The younger Sands is defined by his nickname: "Skip." He is weak and passive, his intelligence and competence undercut by indecisiveness and a crippling sense of inadequacy. He had been raised by his mother and his mother's relatives in a small town in Kansas: "It was a loud, sad family" and somehow Skip never really grew up. Encountering the Colonel and the tough, hard-bitten men who serve with him, it becomes clear that Skip has "entered their world without becoming a man."
Skip is eager to enter that world, though, hoping to find the same sense of purpose and belief that his uncle professes, indeed, positively radiates. The narrative then is Skip's education, his initiation into "War" - uppercase and in quotes.

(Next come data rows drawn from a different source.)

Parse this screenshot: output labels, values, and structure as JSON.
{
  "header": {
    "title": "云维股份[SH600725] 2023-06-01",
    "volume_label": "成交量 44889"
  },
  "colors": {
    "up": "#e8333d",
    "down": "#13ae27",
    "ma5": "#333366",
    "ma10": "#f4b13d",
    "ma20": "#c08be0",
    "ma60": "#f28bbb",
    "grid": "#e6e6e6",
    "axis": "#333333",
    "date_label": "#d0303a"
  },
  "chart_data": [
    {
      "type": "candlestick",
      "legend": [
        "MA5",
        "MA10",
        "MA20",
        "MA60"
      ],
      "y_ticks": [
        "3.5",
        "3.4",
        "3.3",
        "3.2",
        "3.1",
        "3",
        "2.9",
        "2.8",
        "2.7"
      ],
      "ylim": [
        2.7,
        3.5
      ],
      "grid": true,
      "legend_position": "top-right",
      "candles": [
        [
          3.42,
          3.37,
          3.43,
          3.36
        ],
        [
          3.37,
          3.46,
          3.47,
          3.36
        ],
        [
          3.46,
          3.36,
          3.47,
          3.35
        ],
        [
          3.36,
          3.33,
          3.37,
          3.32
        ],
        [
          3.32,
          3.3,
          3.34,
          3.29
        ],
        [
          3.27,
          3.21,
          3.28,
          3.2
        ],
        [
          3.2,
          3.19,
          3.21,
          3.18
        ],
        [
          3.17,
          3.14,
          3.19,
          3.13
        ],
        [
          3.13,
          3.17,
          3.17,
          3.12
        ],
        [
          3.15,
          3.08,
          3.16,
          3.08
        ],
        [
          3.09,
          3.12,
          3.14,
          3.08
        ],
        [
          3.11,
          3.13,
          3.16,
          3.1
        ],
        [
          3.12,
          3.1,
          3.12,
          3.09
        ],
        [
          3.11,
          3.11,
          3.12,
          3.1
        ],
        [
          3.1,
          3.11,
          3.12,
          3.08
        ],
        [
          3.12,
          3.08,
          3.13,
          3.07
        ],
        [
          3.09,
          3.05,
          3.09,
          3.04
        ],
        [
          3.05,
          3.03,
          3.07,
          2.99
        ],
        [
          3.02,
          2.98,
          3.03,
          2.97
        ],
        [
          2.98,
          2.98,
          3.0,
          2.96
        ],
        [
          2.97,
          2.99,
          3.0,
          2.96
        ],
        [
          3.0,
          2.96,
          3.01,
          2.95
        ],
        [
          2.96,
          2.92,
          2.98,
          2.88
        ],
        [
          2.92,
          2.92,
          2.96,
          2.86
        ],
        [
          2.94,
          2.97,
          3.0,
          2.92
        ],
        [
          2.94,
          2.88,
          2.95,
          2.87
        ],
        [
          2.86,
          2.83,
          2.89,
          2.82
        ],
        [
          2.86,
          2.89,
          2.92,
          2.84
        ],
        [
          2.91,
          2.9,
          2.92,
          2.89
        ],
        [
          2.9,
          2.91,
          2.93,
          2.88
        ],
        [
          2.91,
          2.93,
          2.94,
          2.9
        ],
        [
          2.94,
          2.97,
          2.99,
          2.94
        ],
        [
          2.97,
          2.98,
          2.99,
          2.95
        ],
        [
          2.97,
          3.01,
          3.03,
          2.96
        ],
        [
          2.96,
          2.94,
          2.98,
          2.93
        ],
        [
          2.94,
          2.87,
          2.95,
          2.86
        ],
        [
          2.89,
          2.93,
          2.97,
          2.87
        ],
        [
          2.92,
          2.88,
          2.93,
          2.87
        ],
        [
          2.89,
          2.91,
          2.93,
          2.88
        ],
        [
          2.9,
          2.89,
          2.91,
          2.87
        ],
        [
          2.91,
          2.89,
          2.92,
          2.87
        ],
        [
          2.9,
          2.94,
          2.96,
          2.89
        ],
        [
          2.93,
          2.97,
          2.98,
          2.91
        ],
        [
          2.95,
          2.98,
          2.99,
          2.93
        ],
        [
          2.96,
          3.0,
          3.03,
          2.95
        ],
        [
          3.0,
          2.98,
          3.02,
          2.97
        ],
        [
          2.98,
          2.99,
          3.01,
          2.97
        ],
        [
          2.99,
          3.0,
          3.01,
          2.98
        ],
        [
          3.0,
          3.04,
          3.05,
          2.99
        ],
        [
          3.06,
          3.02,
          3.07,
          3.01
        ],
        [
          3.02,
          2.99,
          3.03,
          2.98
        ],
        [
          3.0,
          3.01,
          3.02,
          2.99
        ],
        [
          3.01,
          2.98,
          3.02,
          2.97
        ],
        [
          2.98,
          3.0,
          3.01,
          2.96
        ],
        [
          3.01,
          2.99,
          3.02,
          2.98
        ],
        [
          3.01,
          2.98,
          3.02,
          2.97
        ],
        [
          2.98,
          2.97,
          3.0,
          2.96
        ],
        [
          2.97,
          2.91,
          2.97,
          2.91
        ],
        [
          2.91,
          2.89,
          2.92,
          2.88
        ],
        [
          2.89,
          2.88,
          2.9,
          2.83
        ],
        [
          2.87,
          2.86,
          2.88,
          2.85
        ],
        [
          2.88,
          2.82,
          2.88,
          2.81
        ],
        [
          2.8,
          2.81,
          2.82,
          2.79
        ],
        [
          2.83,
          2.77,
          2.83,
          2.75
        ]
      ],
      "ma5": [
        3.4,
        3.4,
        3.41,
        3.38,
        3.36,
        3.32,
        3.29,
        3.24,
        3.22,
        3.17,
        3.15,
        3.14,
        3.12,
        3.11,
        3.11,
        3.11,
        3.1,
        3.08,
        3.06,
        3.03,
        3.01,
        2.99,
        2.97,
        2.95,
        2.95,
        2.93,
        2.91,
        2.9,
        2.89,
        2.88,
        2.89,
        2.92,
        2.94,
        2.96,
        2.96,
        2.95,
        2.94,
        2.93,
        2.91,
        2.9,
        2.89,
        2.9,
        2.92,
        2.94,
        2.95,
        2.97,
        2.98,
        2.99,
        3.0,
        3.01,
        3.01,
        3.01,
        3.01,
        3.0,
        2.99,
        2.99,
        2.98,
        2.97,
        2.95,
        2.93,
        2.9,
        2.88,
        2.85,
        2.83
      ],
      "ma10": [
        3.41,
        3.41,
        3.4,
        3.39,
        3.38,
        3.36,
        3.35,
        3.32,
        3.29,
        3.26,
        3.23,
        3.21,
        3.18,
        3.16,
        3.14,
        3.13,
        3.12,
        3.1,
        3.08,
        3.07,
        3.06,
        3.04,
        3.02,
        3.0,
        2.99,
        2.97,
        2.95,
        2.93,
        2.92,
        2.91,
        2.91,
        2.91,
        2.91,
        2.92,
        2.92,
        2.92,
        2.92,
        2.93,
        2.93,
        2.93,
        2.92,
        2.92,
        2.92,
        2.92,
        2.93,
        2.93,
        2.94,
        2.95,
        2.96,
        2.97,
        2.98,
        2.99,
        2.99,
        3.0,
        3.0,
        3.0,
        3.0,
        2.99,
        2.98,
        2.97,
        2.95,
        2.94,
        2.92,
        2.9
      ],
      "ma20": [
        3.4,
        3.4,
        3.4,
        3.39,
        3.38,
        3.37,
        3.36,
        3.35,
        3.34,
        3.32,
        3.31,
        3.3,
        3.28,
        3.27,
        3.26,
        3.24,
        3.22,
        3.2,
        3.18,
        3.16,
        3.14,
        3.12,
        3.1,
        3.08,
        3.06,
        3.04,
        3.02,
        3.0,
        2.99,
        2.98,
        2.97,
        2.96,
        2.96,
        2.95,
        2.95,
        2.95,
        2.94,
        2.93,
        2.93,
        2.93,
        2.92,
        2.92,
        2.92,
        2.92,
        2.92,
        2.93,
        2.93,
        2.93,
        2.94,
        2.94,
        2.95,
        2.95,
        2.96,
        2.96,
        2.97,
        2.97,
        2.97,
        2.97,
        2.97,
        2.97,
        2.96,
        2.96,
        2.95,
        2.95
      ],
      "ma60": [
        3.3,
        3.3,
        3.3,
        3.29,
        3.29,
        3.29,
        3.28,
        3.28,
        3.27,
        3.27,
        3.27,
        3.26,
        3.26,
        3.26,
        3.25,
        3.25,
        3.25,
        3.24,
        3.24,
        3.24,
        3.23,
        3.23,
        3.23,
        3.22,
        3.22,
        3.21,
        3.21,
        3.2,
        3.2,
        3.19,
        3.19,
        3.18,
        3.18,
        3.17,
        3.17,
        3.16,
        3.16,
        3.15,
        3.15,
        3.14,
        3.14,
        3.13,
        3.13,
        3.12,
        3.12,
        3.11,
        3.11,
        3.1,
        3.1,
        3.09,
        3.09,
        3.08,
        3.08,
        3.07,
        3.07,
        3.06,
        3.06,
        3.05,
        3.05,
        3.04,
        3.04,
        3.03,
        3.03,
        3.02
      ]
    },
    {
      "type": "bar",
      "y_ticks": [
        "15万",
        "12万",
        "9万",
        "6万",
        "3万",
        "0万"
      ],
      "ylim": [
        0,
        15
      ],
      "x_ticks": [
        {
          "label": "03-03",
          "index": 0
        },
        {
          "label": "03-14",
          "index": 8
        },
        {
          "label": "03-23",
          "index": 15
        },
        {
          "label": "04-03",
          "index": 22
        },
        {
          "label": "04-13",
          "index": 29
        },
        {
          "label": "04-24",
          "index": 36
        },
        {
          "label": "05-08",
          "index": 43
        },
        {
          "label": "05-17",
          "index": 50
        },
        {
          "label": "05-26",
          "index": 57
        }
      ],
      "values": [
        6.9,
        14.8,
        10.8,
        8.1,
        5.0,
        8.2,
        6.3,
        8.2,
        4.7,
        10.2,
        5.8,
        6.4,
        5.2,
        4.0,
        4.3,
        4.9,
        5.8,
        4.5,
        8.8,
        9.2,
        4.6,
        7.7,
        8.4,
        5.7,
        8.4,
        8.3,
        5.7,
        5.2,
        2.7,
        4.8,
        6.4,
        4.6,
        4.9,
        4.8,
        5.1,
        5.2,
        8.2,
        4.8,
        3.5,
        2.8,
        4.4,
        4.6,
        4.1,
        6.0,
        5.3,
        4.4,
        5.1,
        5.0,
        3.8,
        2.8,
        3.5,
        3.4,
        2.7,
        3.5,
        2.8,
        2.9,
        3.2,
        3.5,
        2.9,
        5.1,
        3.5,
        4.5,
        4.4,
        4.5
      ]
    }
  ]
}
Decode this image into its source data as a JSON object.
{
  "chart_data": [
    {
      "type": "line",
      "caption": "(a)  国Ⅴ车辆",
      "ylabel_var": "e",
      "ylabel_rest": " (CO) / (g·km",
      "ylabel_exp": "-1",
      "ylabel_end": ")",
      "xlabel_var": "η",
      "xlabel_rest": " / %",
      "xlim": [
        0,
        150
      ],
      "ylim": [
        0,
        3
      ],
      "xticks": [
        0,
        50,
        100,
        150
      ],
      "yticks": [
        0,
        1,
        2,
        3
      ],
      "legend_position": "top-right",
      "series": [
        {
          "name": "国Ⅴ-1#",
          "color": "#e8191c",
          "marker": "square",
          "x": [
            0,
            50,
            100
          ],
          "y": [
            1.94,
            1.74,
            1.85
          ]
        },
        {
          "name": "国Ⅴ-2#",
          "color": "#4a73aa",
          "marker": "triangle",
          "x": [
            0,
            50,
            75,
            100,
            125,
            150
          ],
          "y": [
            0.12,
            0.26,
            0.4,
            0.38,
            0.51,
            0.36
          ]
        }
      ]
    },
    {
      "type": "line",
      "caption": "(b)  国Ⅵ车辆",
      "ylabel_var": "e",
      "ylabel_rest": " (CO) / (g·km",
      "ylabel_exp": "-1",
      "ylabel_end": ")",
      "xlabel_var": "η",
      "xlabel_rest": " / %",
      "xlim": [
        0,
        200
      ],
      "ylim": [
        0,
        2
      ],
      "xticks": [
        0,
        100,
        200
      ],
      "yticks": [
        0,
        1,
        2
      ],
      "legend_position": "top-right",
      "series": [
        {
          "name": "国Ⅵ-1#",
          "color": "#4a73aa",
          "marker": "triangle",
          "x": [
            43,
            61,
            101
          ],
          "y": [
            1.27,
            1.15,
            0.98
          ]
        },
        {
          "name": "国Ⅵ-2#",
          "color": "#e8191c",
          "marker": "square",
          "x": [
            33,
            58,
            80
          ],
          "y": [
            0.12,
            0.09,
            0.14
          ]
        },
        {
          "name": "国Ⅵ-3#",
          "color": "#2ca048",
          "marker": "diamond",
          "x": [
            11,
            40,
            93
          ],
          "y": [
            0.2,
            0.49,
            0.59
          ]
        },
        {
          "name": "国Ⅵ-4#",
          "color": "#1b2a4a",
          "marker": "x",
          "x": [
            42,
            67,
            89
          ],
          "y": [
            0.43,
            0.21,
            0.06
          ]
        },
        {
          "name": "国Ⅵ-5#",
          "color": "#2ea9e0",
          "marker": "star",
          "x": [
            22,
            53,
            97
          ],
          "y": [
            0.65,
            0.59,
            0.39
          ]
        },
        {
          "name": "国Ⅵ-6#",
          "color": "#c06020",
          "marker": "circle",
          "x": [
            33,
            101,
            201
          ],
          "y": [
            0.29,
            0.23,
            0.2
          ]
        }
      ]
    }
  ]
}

What he learns often remains obscure and difficult to follow in Johnson's complex, chaotic twists and turns of plot. But one thing is clear: war - lowercase and no quotes - is not "myth"; it is raw, ugly, morally complex, dangerous, degrading and, all too often, fatal - but without really ending anything but lives.
Skip, who longs to be "shoved into the forge . . . where theories burned to cinders," will find, by book's end, that it is he who will hang from the Tree of Smoke, as much a victim of the myth of war as if he'd died on the battlefield.
Of the many strengths of this novel, two stand out. First is Johnson's command of detail and description. For more than 600 pages, the author drops us into scene after scene rendered with a power and clarity that will leave readers breathless.
Consider how Johnson sinks his hooks in here: "The Screwy Loot took a squad on patrol, and the first thing his bad luck did for them was to run them across a spider-hole with two dead VC down in it. Screwy found it all by himself when, leaving the trail to get around a fallen tree, he plunged his foot through the thatch and onto the head of a corpse."
I dare you to hit a couple of sentences like that and not finish the chapter. I couldn't.
The second strength is dialogue. Johnson's is in a class with Hemingway and Robert Stone: not just by turns tough or funny or brutal or sad, but talk that sometimes seems to evoke and echo everything you've already read in the book, deepening the shadows cast by characters and events you thought were buried a few chapters back. The fact that much of the talk is obscene may risk giving offense but carries a weight of verisimilitude hard to deny.
Finally, though, it is the theme of the book that makes it an important and substantial read. Vietnam was a long time ago, but we are still trying to sort reality from myth.
Thirty or more years later, grown men still stand at the Wall in Washington, raise a hand and trace the names of the dead cut in black marble. And weep. Tree of Smoke helps us to understand how those names got there.
About the author
Johnson is perhaps best known for his 1992 Jesus' Son, a collection of 11 stories of life in a decayed America where sex, drugs, drifting and violence are detailed in a chilling anthropology of addiction. The book was turned into a film of the same name in 1999 and remains a cult favorite.
Tree of Smoke
By Denis Johnson. Farrar, Straus and Giroux, 624 pages, $27.
Grade: A
Duane Davis is a freelance writer living in Littleton.